Study finds racial disparities in low-value care, even within the same health systems
Low-value care, also known as overuse, refers to medical services that offer little or no clinical benefit to patients. These unnecessary services can range from imaging (eg. head CT for dizziness), to screening (eg. prostate cancer screening in men over age 75), to drugs (eg. antibiotics for cold), to surgeries (eg. stents for stable heart disease). Some of these low-value services are riskier than others, but all of them expose patients to potential harm and waste billions of dollars in unnecessary spending.
Low-value care and equity
Given the health risks of overuse, it’s important to understand the impact of low-value care on health equity. Are people of color at higher risk of overuse than white patients, or vice versa? The evidence on this so far is mixed. A systematic review of studies looking at low-value care by race found that white patients were more likely to receive unnecessary care, but another more recent study found higher rates of overuse for certain low-value services in Black and Hispanic patients, such as feeding tubes for dementia. Clearly, there is a lot more to be studied on this issue.
Cue a new analysis from Harvard Medical School professor Dr. Ishani Ganguli and colleagues in The BMJ. This study looked at rates of 40 low-value services in nearly 10 million Medicare patients across 595 health systems. Ganguli and colleagues compared the likelihood of receiving low-value care between Black and white Medicare patients, including a comparison of patients within the same health system. Low-value services measured included screening tests, diagnostic tests, monitoring tests, drugs, and procedures.
Here are key takeaways from their study:
- There were significantly different rates of low-value care for 29 of the 40 services measured, although most of the differences were small. Black patients had higher rates of nine low value services and white patients had higher rates of 20 low-value services.
- White Medicare patients were more likely to receive low-value screening tests such as prostate-specific antigen testing in men over 75 (31% v 26%) and cardiac screening (5% v 2%), as well as treatments such as antibiotics for cold or ear infection (37% v 33%), and vertebroplasty (5% v 3%) which is an injection of cement into the backbone.
- Black Medicare patients were more likely to receive feeding tubes for advanced dementia (9% v 2%), two or more concurrent antipsychotic medications (8% v 5%), and certain low-value acute diagnostic tests, like imaging for uncomplicated headache (7% v 3%).

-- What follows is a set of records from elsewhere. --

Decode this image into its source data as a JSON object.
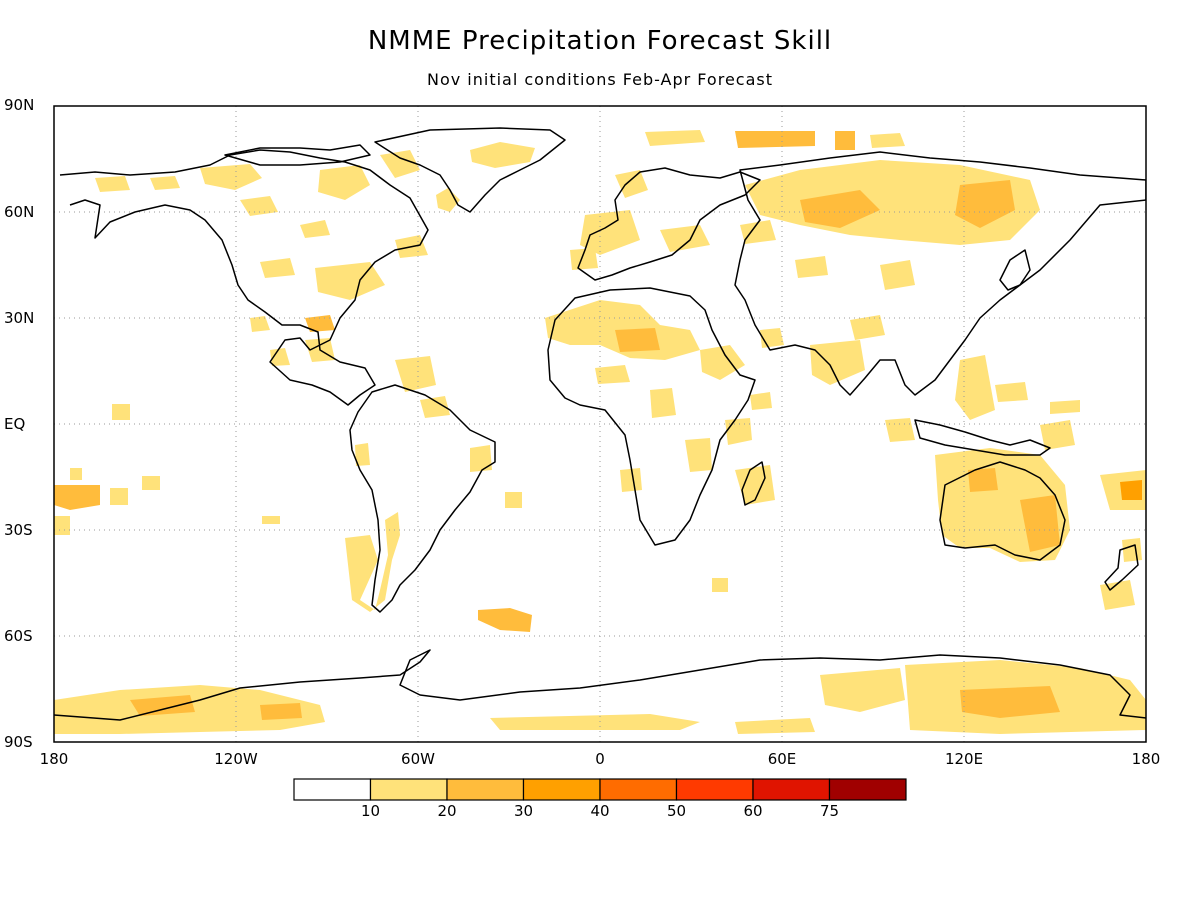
{
  "title": "NMME Precipitation Forecast Skill",
  "subtitle": "Nov initial conditions  Feb-Apr Forecast",
  "lat_labels": [
    "90N",
    "60N",
    "30N",
    "EQ",
    "30S",
    "60S",
    "90S"
  ],
  "lon_labels": [
    "180",
    "120W",
    "60W",
    "0",
    "60E",
    "120E",
    "180"
  ],
  "colorbar": {
    "labels": [
      "10",
      "20",
      "30",
      "40",
      "50",
      "60",
      "75"
    ],
    "colors": [
      "#ffffff",
      "#ffe27a",
      "#ffbc3c",
      "#ffa000",
      "#ff6c00",
      "#ff3a00",
      "#e01400",
      "#a00000"
    ]
  },
  "colors": {
    "skill_low": "#ffe27a",
    "skill_mid": "#ffbc3c",
    "skill_high": "#ffa000",
    "skill_top": "#ff6c00",
    "coastline": "#000000",
    "grid": "#9a9a9a"
  }
}
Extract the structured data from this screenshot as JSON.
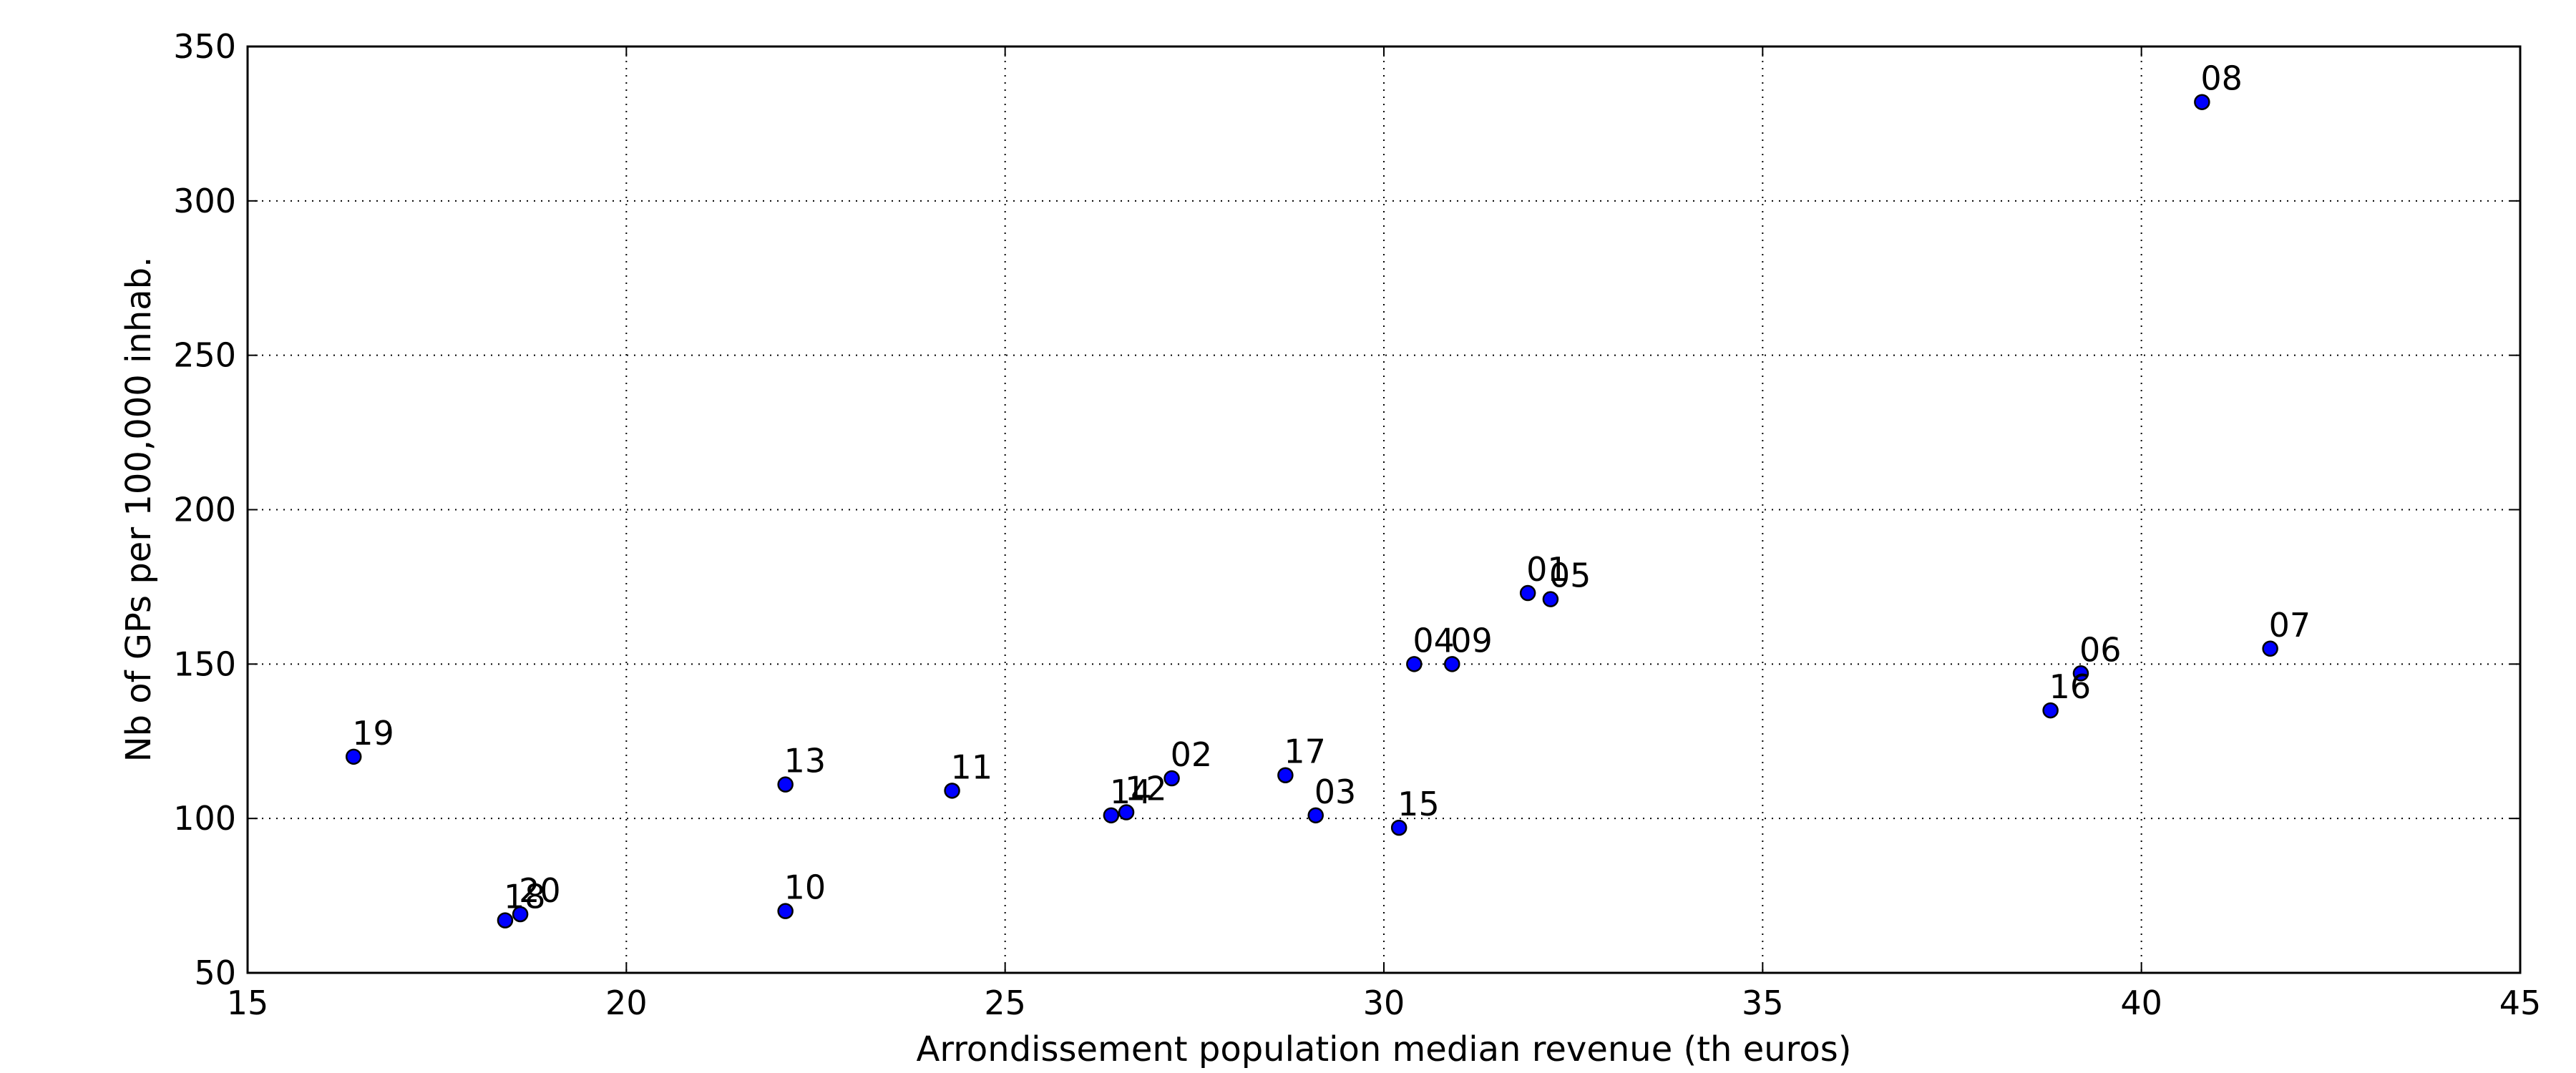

- Differences in low-value care remained even when comparing patients within the same health system. That’s important, because it indicates differences in the way patients of different races are treated by the same providers–rather than just differences in culture between the health providers they frequent.
Drivers of disparities in low-value care
What could explain these differences? The study authors suggest some potential reasons why Black patients could be more likely to receive low-value diagnostic tests:
“Mistrust in the healthcare system because of historical and present day racism might contribute to Black adults being more receptive to diagnostic testing when acutely ill—in this scenario, it is possible that a tangible test is more reassuring than a clinician’s words and might serve to lessen valid concerns about undertreatment.”
The authors also point out that structural barriers to care for Black patients can make it hard to access care earlier and result in them arriving to the ER sicker, which could prompt low-value testing. Additionally, if patients are more likely to seek care in the ER or urgent care as opposed to primary care, they may be subject to more low-value testing from doctors who don’t know them well. Why does this matter? Low-value diagnostic testing exposes patients to radiation exposure, out-of-pocket spending, and additional follow-up testing and procedures (known as “care cascades”).
Black patients were also more likely to receive feeding tubes in the setting of advanced dementia, a practice that does not help patients live longer, and is not recommended for these patients. Differences in rates of feeding tube usage may reflect lack of trust and communication between clinicians and patients; one study found that 14% of family members of patients with feeding tubes reported that there was no discussion about feeding tube insertion, and 42% reported a discussion that was shorter than 15 minutes.
On the flip side, why are white patients more likely to receive certain low-value screenings and treatments? The authors suggest that white patients could be more likely to request these services, or clinicians might be more likely to offer them, perhaps because of implicit biases. Black patients are less likely than white patients to receive certain cancer screenings that are considered high-value, such as age-appropriate colonoscopies and mammograms, so it makes sense that they are also less likely to receive low-value ones.
This study provides valuable information on the intersections between health equity and value, but there’s still much more to learn. The authors suggest that health systems measure use of low-value services stratified by racial group and sex, to identify potential disparities. “These results invite further exploration of differential access by race to routine, high value primary care, patient-clinician concordance, and trust,” they write.